MIS-C also has disproportionately affected different age groups, with 84% of cases occurring among children aged between 0 and 14 years, according to early data from the CDC. Experts said it was unclear why. Odom John believes the age difference will be key to understanding the pathophysiology of MIS-C. She hopes the lessons learned from studying MIS-C can be applied to understanding other postinfectious conditions, like Kawasaki disease.

MIS-A

In October, researchers reported in MMWR that SARS-CoV-2 could also cause a multisystem inflammatory syndrome in adults that resembles MIS-C. The report included 27 cases of MIS-A with patients ranging in age from 21 to 50 years.

Like MIS-C, most of the patients presented with fever and gastrointestinal symptoms, and all patients had elevated laboratory markers of inflammation.

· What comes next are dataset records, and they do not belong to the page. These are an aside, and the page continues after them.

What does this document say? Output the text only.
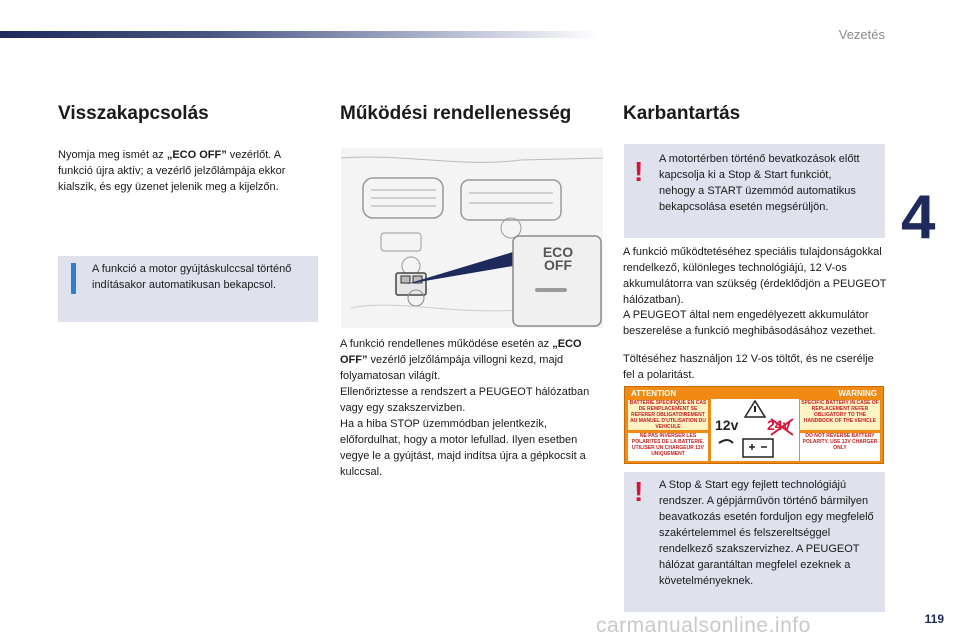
Vezetés
4
119
Visszakapcsolás

Nyomja meg ismét az „ECO OFF” vezérlőt. A funkció újra aktív; a vezérlő jelzőlámpája ekkor kialszik, és egy üzenet jelenik meg a kijelzőn.

A funkció a motor gyújtáskulccsal történő indításakor automatikusan bekapcsol.
Működési rendellenesség
ECO
OFF

A funkció rendellenes működése esetén az „ECO OFF” vezérlő jelzőlámpája villogni kezd, majd folyamatosan világít.

Ellenőriztesse a rendszert a PEUGEOT hálózatban vagy egy szakszervizben.

Ha a hiba STOP üzemmódban jelentkezik, előfordulhat, hogy a motor lefullad. Ilyen esetben vegye le a gyújtást, majd indítsa újra a gépkocsit a kulccsal.

Karbantartás
! A motortérben történő bevatkozások előtt kapcsolja ki a Stop & Start funkciót, nehogy a START üzemmód automatikus bekapcsolása esetén megsérüljön.

A funkció működtetéséhez speciális tulajdonságokkal rendelkező, különleges technológiájú, 12 V-os akkumulátorra van szükség (érdeklődjön a PEUGEOT hálózatban).

A PEUGEOT által nem engedélyezett akkumulátor beszerelése a funkció meghibásodásához vezethet.

Töltéséhez használjon 12 V-os töltőt, és ne cserélje fel a polaritást.

ATTENTION	WARNING
BATTERIE SPECIFIQUE EN CAS DE REMPLACEMENT SE REFERER OBLIGATOIREMENT AU MANUEL D'UTILISATION DU VEHICULE
SPECIFIC BATTERY IN CASE OF REPLACEMENT REFER OBLIGATORY TO THE HANDBOOK OF THE VEHICLE
NE PAS INVERSER LES POLARITES DE LA BATTERIE. UTILISER UN CHARGEUR 12V UNIQUEMENT
DO NOT REVERSE BATTERY POLARITY. USE 12V CHARGER ONLY
12v 24v
! A Stop & Start egy fejlett technológiájú rendszer. A gépjárművön történő bármilyen beavatkozás esetén forduljon egy megfelelő szakértelemmel és felszereltséggel rendelkező szakszervizhez. A PEUGEOT hálózat garantáltan megfelel ezeknek a követelményeknek.
carmanualsonline.info
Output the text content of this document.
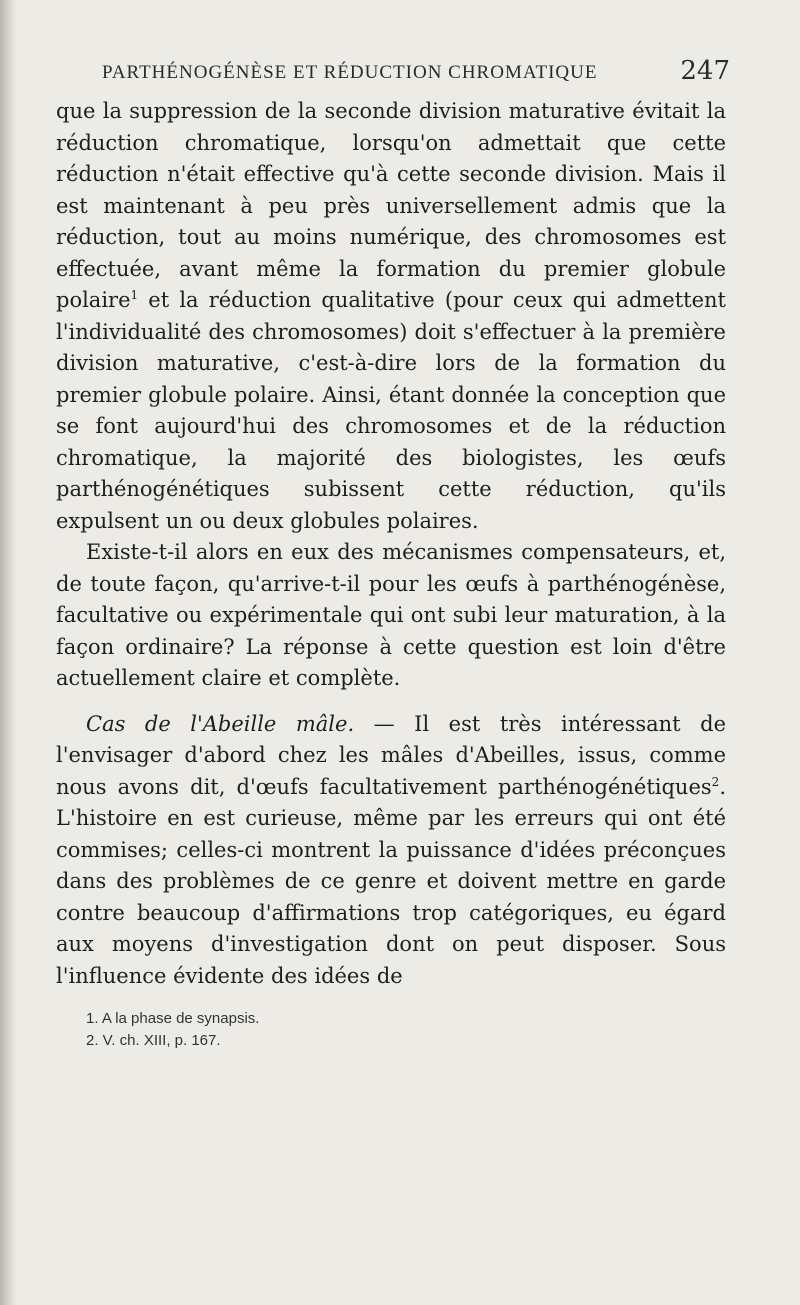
PARTHÉNOGÉNÈSE ET RÉDUCTION CHROMATIQUE	247

que la suppression de la seconde division maturative évitait la réduction chromatique, lorsqu'on admettait que cette réduction n'était effective qu'à cette seconde division. Mais il est maintenant à peu près universellement admis que la réduction, tout au moins numérique, des chromosomes est effectuée, avant même la formation du premier globule polaire$^1$ et la réduction qualitative (pour ceux qui admettent l'individualité des chromosomes) doit s'effectuer à la première division maturative, c'est-à-dire lors de la formation du premier globule polaire. Ainsi, étant donnée la conception que se font aujourd'hui des chromosomes et de la réduction chromatique, la majorité des biologistes, les œufs parthénogénétiques subissent cette réduction, qu'ils expulsent un ou deux globules polaires.

Existe-t-il alors en eux des mécanismes compensateurs, et, de toute façon, qu'arrive-t-il pour les œufs à parthénogénèse, facultative ou expérimentale qui ont subi leur maturation, à la façon ordinaire? La réponse à cette question est loin d'être actuellement claire et complète.

Cas de l'Abeille mâle. — Il est très intéressant de l'envisager d'abord chez les mâles d'Abeilles, issus, comme nous avons dit, d'œufs facultativement parthénogénétiques$^2$. L'histoire en est curieuse, même par les erreurs qui ont été commises; celles-ci montrent la puissance d'idées préconçues dans des problèmes de ce genre et doivent mettre en garde contre beaucoup d'affirmations trop catégoriques, eu égard aux moyens d'investigation dont on peut disposer. Sous l'influence évidente des idées de

1. A la phase de synapsis.
2. V. ch. XIII, p. 167.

“I remain surprised at how uncommon MIS-A is,” Odom John said. “We see MIS-C in older teens who are frankly not that immunologically different [from] young adults. However, the CDC case series of MIS-A from across the U.S. only reported a total of 27 cases. Teasing out that difference in susceptibility to MIS disease between teens and young adults may be key to understanding the underlying pathophysiology.”

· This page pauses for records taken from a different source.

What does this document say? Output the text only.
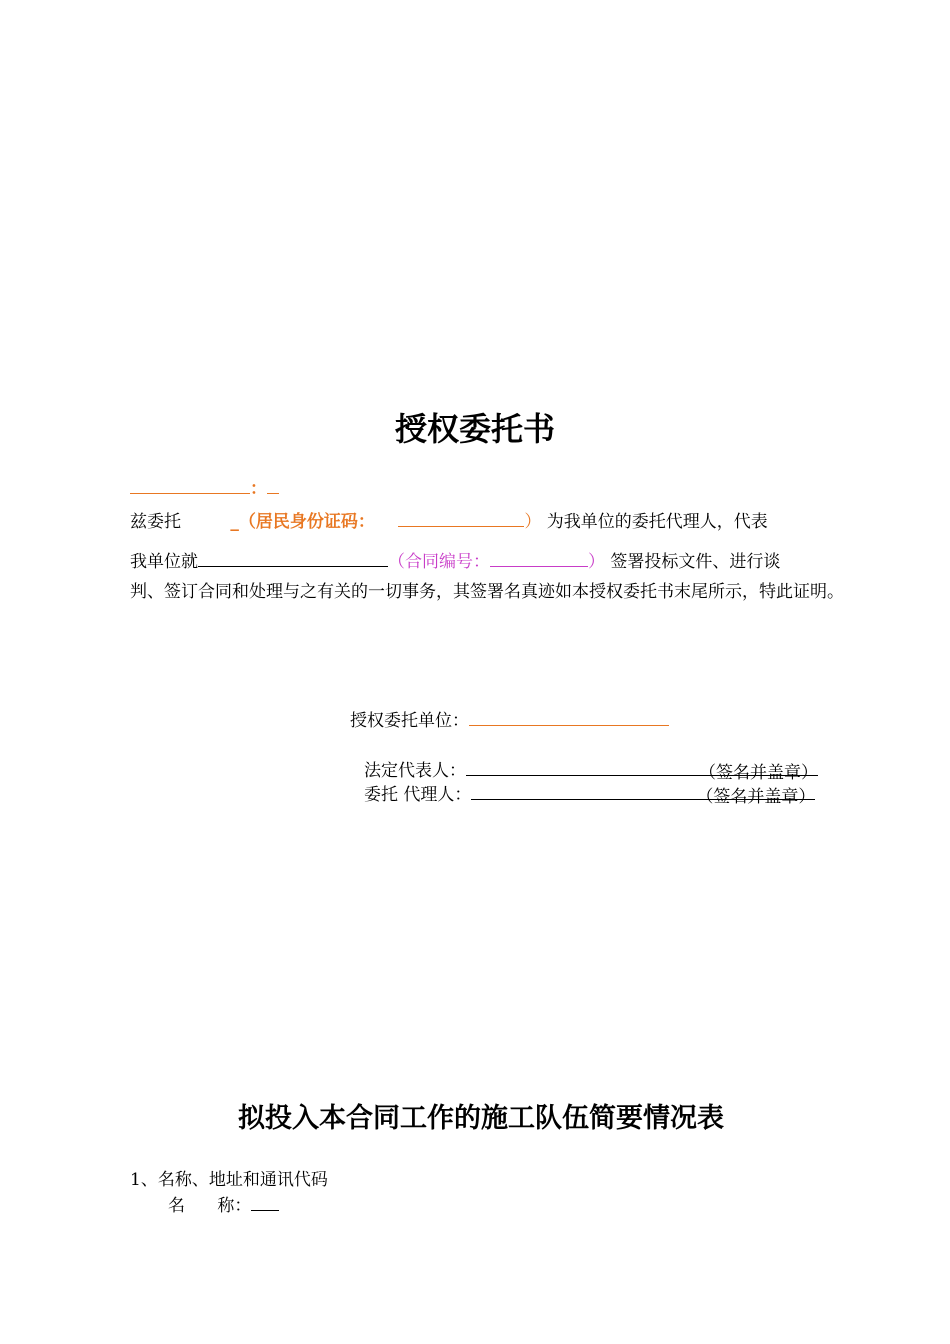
授权委托书
：
兹委托	_（居民身份证码：	） 为我单位的委托代理人，代表
我单位就	（合同编号：	） 签署投标文件、进行谈
判、签订合同和处理与之有关的一切事务，其签署名真迹如本授权委托书末尾所示，特此证明。
授权委托单位：
法定代表人：	（签名并盖章）
委托 代理人：	（签名并盖章）
拟投入本合同工作的施工队伍简要情况表
1、名称、地址和通讯代码
名      称：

Shulman noted that, just like MIS-C, symptoms of MIS-A seem to develop after some time.

“There’s a large number of patients who are sick with COVID-19, and then somewhere in that 10- to-14-day period, when they’ve been improving, all of a sudden many of these patients take a turn for the worse and get much sicker, and that seems to be an immune-mediated second phase of COVID-19 infection,” Shulman said.

According to the CDC, the way MIS-A appears in patients may be more complicated than MIS-C. Like MIS-C, it is unclear why it happens to some patients and not others, the agency said.

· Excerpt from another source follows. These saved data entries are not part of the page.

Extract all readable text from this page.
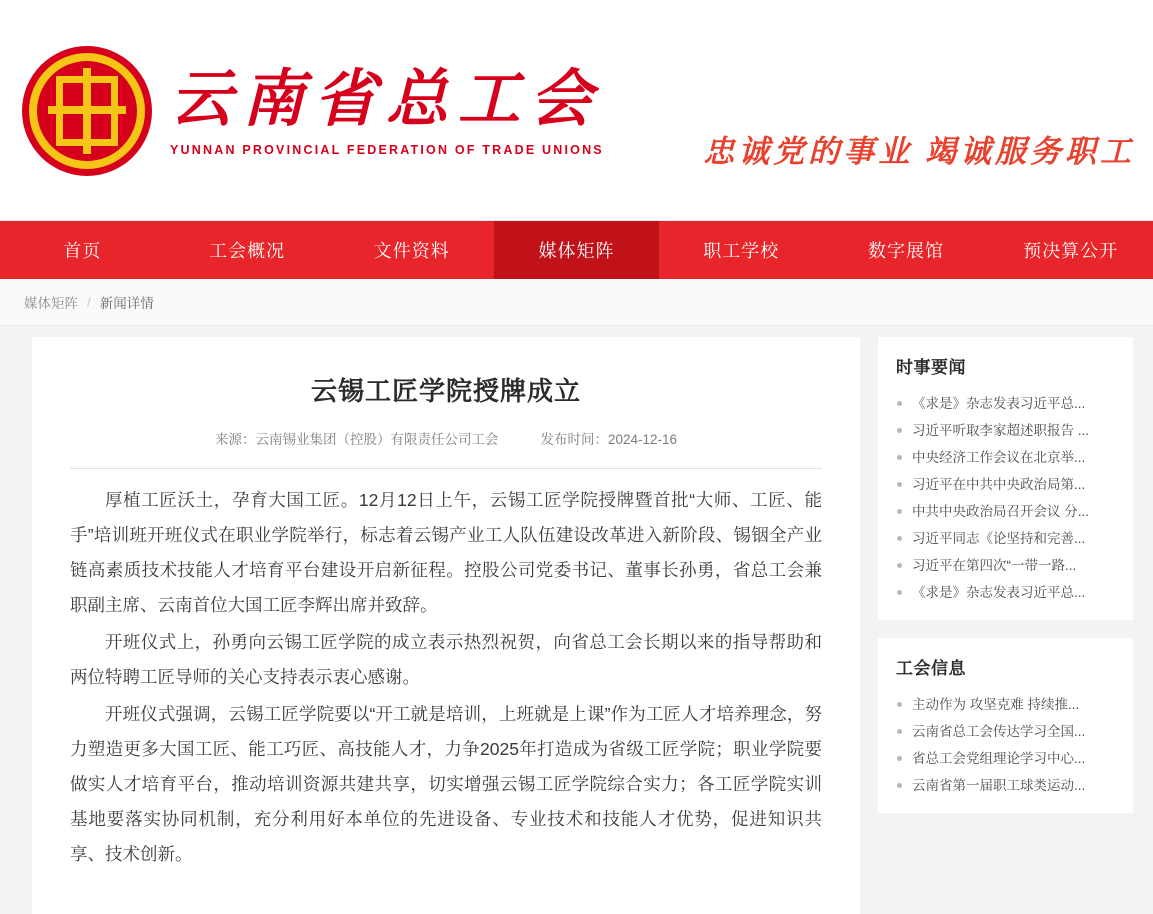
云南省总工会
YUNNAN PROVINCIAL FEDERATION OF TRADE UNIONS	忠诚党的事业 竭诚服务职工
首页	工会概况	文件资料	媒体矩阵	职工学校	数字展馆	预决算公开
媒体矩阵 / 新闻详情
云锡工匠学院授牌成立
来源：云南锡业集团（控股）有限责任公司工会	发布时间：2024-12-16

厚植工匠沃土，孕育大国工匠。12月12日上午，云锡工匠学院授牌暨首批“大师、工匠、能手”培训班开班仪式在职业学院举行，标志着云锡产业工人队伍建设改革进入新阶段、锡铟全产业链高素质技术技能人才培育平台建设开启新征程。控股公司党委书记、董事长孙勇，省总工会兼职副主席、云南首位大国工匠李辉出席并致辞。

开班仪式上，孙勇向云锡工匠学院的成立表示热烈祝贺，向省总工会长期以来的指导帮助和两位特聘工匠导师的关心支持表示衷心感谢。

开班仪式强调，云锡工匠学院要以“开工就是培训，上班就是上课”作为工匠人才培养理念，努力塑造更多大国工匠、能工巧匠、高技能人才，力争2025年打造成为省级工匠学院；职业学院要做实人才培育平台，推动培训资源共建共享，切实增强云锡工匠学院综合实力；各工匠学院实训基地要落实协同机制，充分利用好本单位的先进设备、专业技术和技能人才优势，促进知识共享、技术创新。

时事要闻
《求是》杂志发表习近平总...
习近平听取李家超述职报告 ...
中央经济工作会议在北京举...
习近平在中共中央政治局第...
中共中央政治局召开会议 分...
习近平同志《论坚持和完善...
习近平在第四次“一带一路...
《求是》杂志发表习近平总...
工会信息
主动作为 攻坚克难 持续推...
云南省总工会传达学习全国...
省总工会党组理论学习中心...
云南省第一届职工球类运动...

Angela Campbell, MD, MPH, FPIDS, FIDSA
Angela Campbell

The CDC has a team dedicated to investigating both MIS-C and MIS-A so it can communicate information quickly to health departments, health care providers, parents and caregivers, said Angela Campbell, MD, MPH, FPIDS, FIDSA, also an MIS unit lead for the CDC’s COVID-19 response team.

“The CDC has created a system to track cases in children and has studies in place to identify and evaluate risk factors and social determinants for developing MIS-C associated with COVID-19, such as race/ethnicity, age, sex, and medical history,” Campbell told Infectious Disease News.

Additionally, the CDC is collaborating with selected U.S. jurisdictions “to learn more about MIS-A, better define its clinical manifestation, and describe its distinguishing characteristics from severe acute COVID-19,” Belay said.

Vaccines

Of the three COVID-19 vaccines authorized for use in the U.S., only the shot from Pfizer-BioNTech is available for any pediatric group — children aged 16 years or older.

“Vaccination is important to prevent severe complications of COVID-19 in children,” Campbell said. “Since MIS-C is a complication of COVID-19, vaccinations may also help prevent MIS-C. However, data are still being gathered on whether COVID-19 vaccines prevent infection as well as disease. Since MIS-C can occur among children who have had asymptomatic infection, we don’t yet know with certainty whether vaccination will prevent MIS-C.”

MIS-C Fast facts

Even though it remains uncertain how SARS-CoV-2 is triggering the syndrome, Odom John said there is good reason to hope the vaccines will prevent MIS-C.

“Vaccination elicits a robust immune response to a single viral protein, the spike protein,” Odom John said. “Real infection elicits responses to all viral components. Because vaccination likely reduces the ability of virus to replicate, the immune system of vaccinated individuals will see less of all proteins of the virus that appear during natural infection, one or more of which are likely the problem.”

Belay said COVID-19 vaccines are expected to prevent MIS-A by preventing widespread transmission of SARS-CoV-2.